A unos veinte kilómetros hacia el sudoeste también Zaragoza era visible: una delgada hilera de luces como ojos de buey de un barco iluminado. Las tropas del gobierno la contemplaban en la distancia desde 1936, y siguen contemplándola todavía.
Nosotros éramos unos treinta (incluido Ramón, un español, cuñado de William), y además una docena de españoles encargados de las ametralladoras. Aparte de una o dos excepciones inevitables —como es bien sabido, la guerra atrae mucha gentuza— los ingleses constituían un grupo excepcionalmente bueno, tanto física como mentalmente. Quizá el mejor de todos era Bob Smillie, nieto del famoso dirigente minero, y que más tarde encontró una muerte tan perversa y absurda en Valencia. Dice mucho en favor del carácter español el hecho de que los ingleses y los españoles siempre se llevaran bien, a pesar de la dificultad idiomática. Descubrimos que todos los españoles conocían dos expresiones inglesas: una era «OK, baby»; y la otra, una palabra utilizada por las prostitutas de Barcelona en su trato con los marineros ingleses y que me temo que los cajistas se negarían a imprimir.
Una vez más, en el frente no ocurría nada, exceptuando alguna bala esporádica y, muy rara vez, el estrépito de un mortero fascista que nos hacía correr hasta la trinchera más alta para ver contra qué colina se estrellaban los proyectiles. Aquí el enemigo estaba algo más cerca, quizá a unos trescientos o cuatrocientos metros. La posición más próxima quedaba exactamente frente a la nuestra, con un nido de ametralladoras cuyas troneras muy a menudo nos tentaban a desperdiciar cartuchos. Los fascistas rara vez molestaban con disparos de fusil, pero enviaban en cambio nutridas ráfagas de ametralladora contra cualquier miliciano que se dejara ver. Con todo, transcurrieron más de diez días hasta que tuvimos nuestra primera baja. Las tropas situadas delante de nosotros eran españolas pero, según los desertores, había algunos oficiales alemanes sin mando. Tiempo atrás estuvieron también los moros —¡pobres diablos, cómo deben de haber sufrido el frío!—, pues en la tierra de nadie todavía quedaba el cadáver de un moro que constituía una de las curiosidades del lugar. Aproximadamente a dos o tres kilómetros a nuestra izquierda, la línea del frente se interrumpía y comenzaba una extensión de terreno, muy baja y cubierta de espesa vegetación, que no pertenecía ni a los fascistas ni a nosotros. Ambos bandos solían realizar allí patrullas diurnas. Aquello no estaba mal como entrenamiento para boy scouts. Yo nunca vi una patrulla fascista a una distancia menor de varios cientos de metros. Después de mucho reptar era posible atravesar en parte las líneas fascistas e incluso ver la granja donde ondeaba la bandera monárquica y que hacía las veces de cuartel general. De cuando en cuando disparábamos nuestras armas y luego nos poníamos a cubierto antes de que las ametralladoras nos pudieran localizar. Espero que hayamos roto al menos algunas ventanas, pero con tales fusiles y desde más de ochocientos metros uno no podía estar seguro de acertarle ni siquiera a una casa.
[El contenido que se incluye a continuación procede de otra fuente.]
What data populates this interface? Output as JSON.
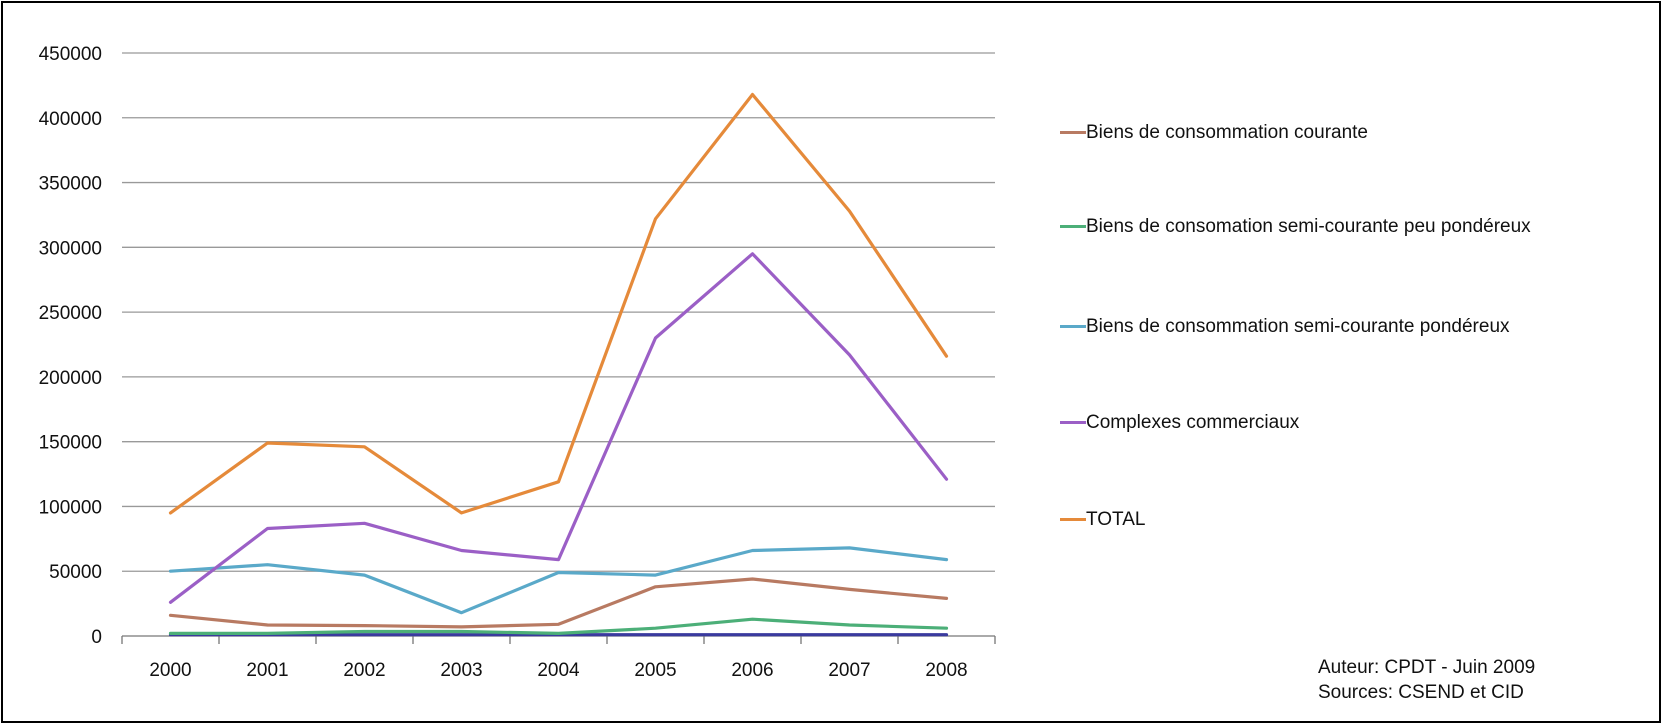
{
  "chart_data": {
    "type": "line",
    "title": "",
    "xlabel": "",
    "ylabel": "",
    "categories": [
      "2000",
      "2001",
      "2002",
      "2003",
      "2004",
      "2005",
      "2006",
      "2007",
      "2008"
    ],
    "ylim": [
      0,
      450000
    ],
    "yticks": [
      "0",
      "50000",
      "100000",
      "150000",
      "200000",
      "250000",
      "300000",
      "350000",
      "400000",
      "450000"
    ],
    "grid": true,
    "legend_position": "right",
    "series": [
      {
        "name": "Biens de consommation courante",
        "color": "#b87a62",
        "values": [
          16000,
          8500,
          8000,
          7000,
          9000,
          38000,
          44000,
          36000,
          29000
        ]
      },
      {
        "name": "Biens de consomation semi-courante peu pondéreux",
        "color": "#4caf78",
        "values": [
          2000,
          2000,
          3500,
          3500,
          2000,
          6000,
          13000,
          8500,
          6000
        ]
      },
      {
        "name": "Biens de consommation semi-courante pondéreux",
        "color": "#5aa9c9",
        "values": [
          50000,
          55000,
          47000,
          18000,
          49000,
          47000,
          66000,
          68000,
          59000
        ]
      },
      {
        "name": "Complexes commerciaux",
        "color": "#9b5fc6",
        "values": [
          26000,
          83000,
          87000,
          66000,
          59000,
          230000,
          295000,
          217000,
          121000
        ]
      },
      {
        "name": "TOTAL",
        "color": "#e58a3a",
        "values": [
          95000,
          149000,
          146000,
          95000,
          119000,
          322000,
          418000,
          328000,
          216000
        ]
      }
    ],
    "extra_series": [
      {
        "color": "#3a3a9e",
        "values": [
          1000,
          1000,
          1000,
          1000,
          1000,
          1000,
          1000,
          1000,
          1000
        ]
      }
    ]
  },
  "credits": {
    "author": "Auteur: CPDT - Juin 2009",
    "sources": "Sources: CSEND et CID"
  }
}
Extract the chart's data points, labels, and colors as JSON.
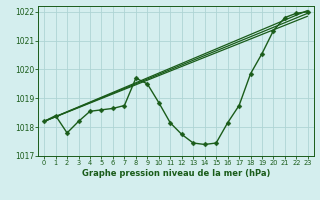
{
  "title": "Graphe pression niveau de la mer (hPa)",
  "bg_color": "#d4eeee",
  "grid_color": "#aed4d4",
  "line_color": "#1a5c1a",
  "xlim": [
    -0.5,
    23.5
  ],
  "ylim": [
    1017.0,
    1022.2
  ],
  "xticks": [
    0,
    1,
    2,
    3,
    4,
    5,
    6,
    7,
    8,
    9,
    10,
    11,
    12,
    13,
    14,
    15,
    16,
    17,
    18,
    19,
    20,
    21,
    22,
    23
  ],
  "yticks": [
    1017,
    1018,
    1019,
    1020,
    1021,
    1022
  ],
  "main_x": [
    0,
    1,
    2,
    3,
    4,
    5,
    6,
    7,
    8,
    9,
    10,
    11,
    12,
    13,
    14,
    15,
    16,
    17,
    18,
    19,
    20,
    21,
    22,
    23
  ],
  "main_y": [
    1018.2,
    1018.4,
    1017.8,
    1018.2,
    1018.55,
    1018.6,
    1018.65,
    1018.75,
    1019.7,
    1019.5,
    1018.85,
    1018.15,
    1017.75,
    1017.45,
    1017.4,
    1017.45,
    1018.15,
    1018.75,
    1019.85,
    1020.55,
    1021.35,
    1021.8,
    1021.95,
    1022.0
  ],
  "trend_lines": [
    {
      "x0": 0,
      "y0": 1018.2,
      "x1": 23,
      "y1": 1022.05
    },
    {
      "x0": 0,
      "y0": 1018.2,
      "x1": 23,
      "y1": 1021.95
    },
    {
      "x0": 0,
      "y0": 1018.2,
      "x1": 23,
      "y1": 1021.85
    }
  ],
  "marker": "D",
  "markersize": 2.5,
  "linewidth": 1.0,
  "trend_linewidth": 0.9
}
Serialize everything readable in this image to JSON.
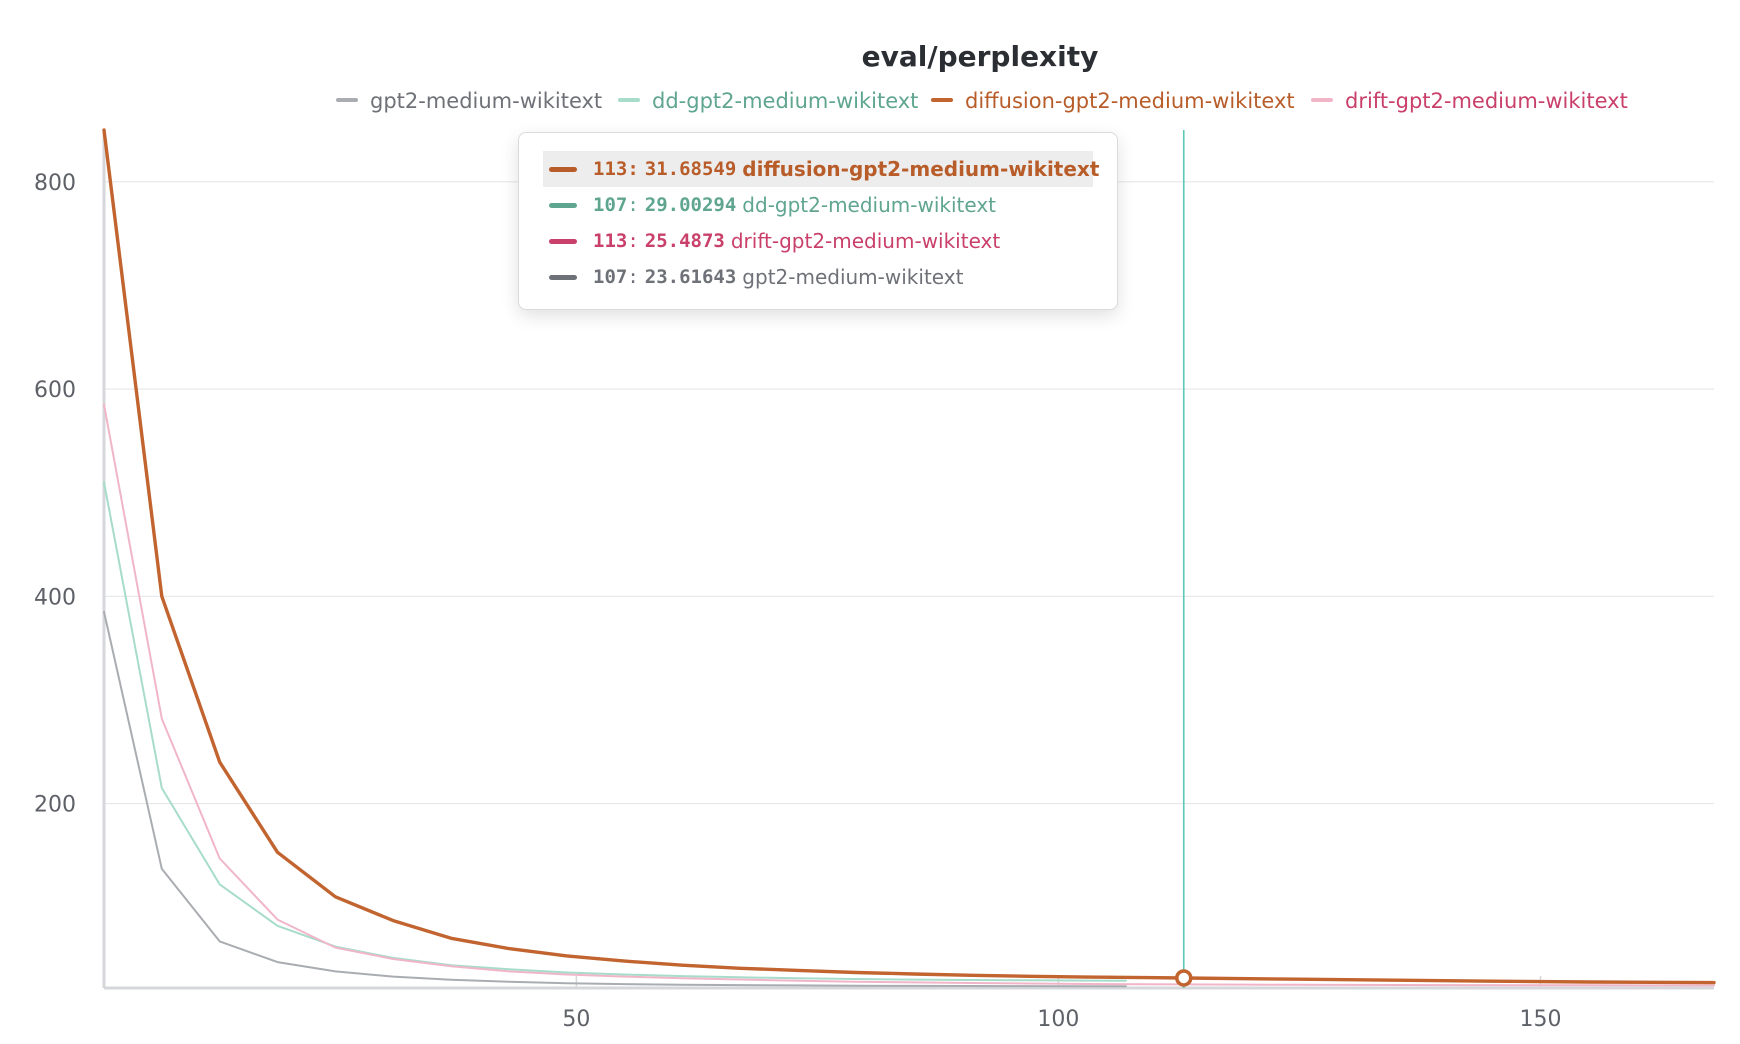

El tiempo casi siempre era frío y claro; a veces brillaba el sol al mediodía, pero siempre hacía frío. Por todas partes, sobre las laderas, se veían asomar los brotes verdes del azafrán o el lirio silvestre. La primavera se aproximaba, evidentemente, aunque con mucha lentitud. Las noches eran más frías que nunca. Durante la madrugada, cuando volvíamos de la guardia, solíamos reunir lo que quedaba del fuego de la cocina y nos parábamos sobre las brasas al rojo. Era malo para las botas, pero muy bueno para los pies. Sin embargo, había amaneceres en que el espectáculo de la aurora entre los cerros casi nos hacía alegrarnos de no estar en la cama a esas horas desapacibles. No me gusta la montaña, ni siquiera como espectáculo. Sin embargo, aunque uno hubiera estado despierto toda la noche, con las piernas adormecidas hasta la rodilla, y supiera que no había ninguna esperanza de comer durante otras tres horas, a veces valía la pena contemplar la aurora que surgía detrás de las colinas, las primeras estrechas vetas de oro que como espadas atravesaban la oscuridad, y luego la luz creciente y los mares de nubes carmesíes alargándose hasta distancias inconcebibles. En el curso de esa campaña vi amanecer más veces que durante toda mi vida anterior, y que en la que me queda, espero.
Nos faltaban hombres allí, lo cual significaba guardias más prolongadas y mucha más fatiga. Yo comenzaba a sentir la falta de sueño, que resulta inevitable incluso en la más tranquila de las guerras. Aparte de las guardias y las patrullas había constantes alarmas nocturnas.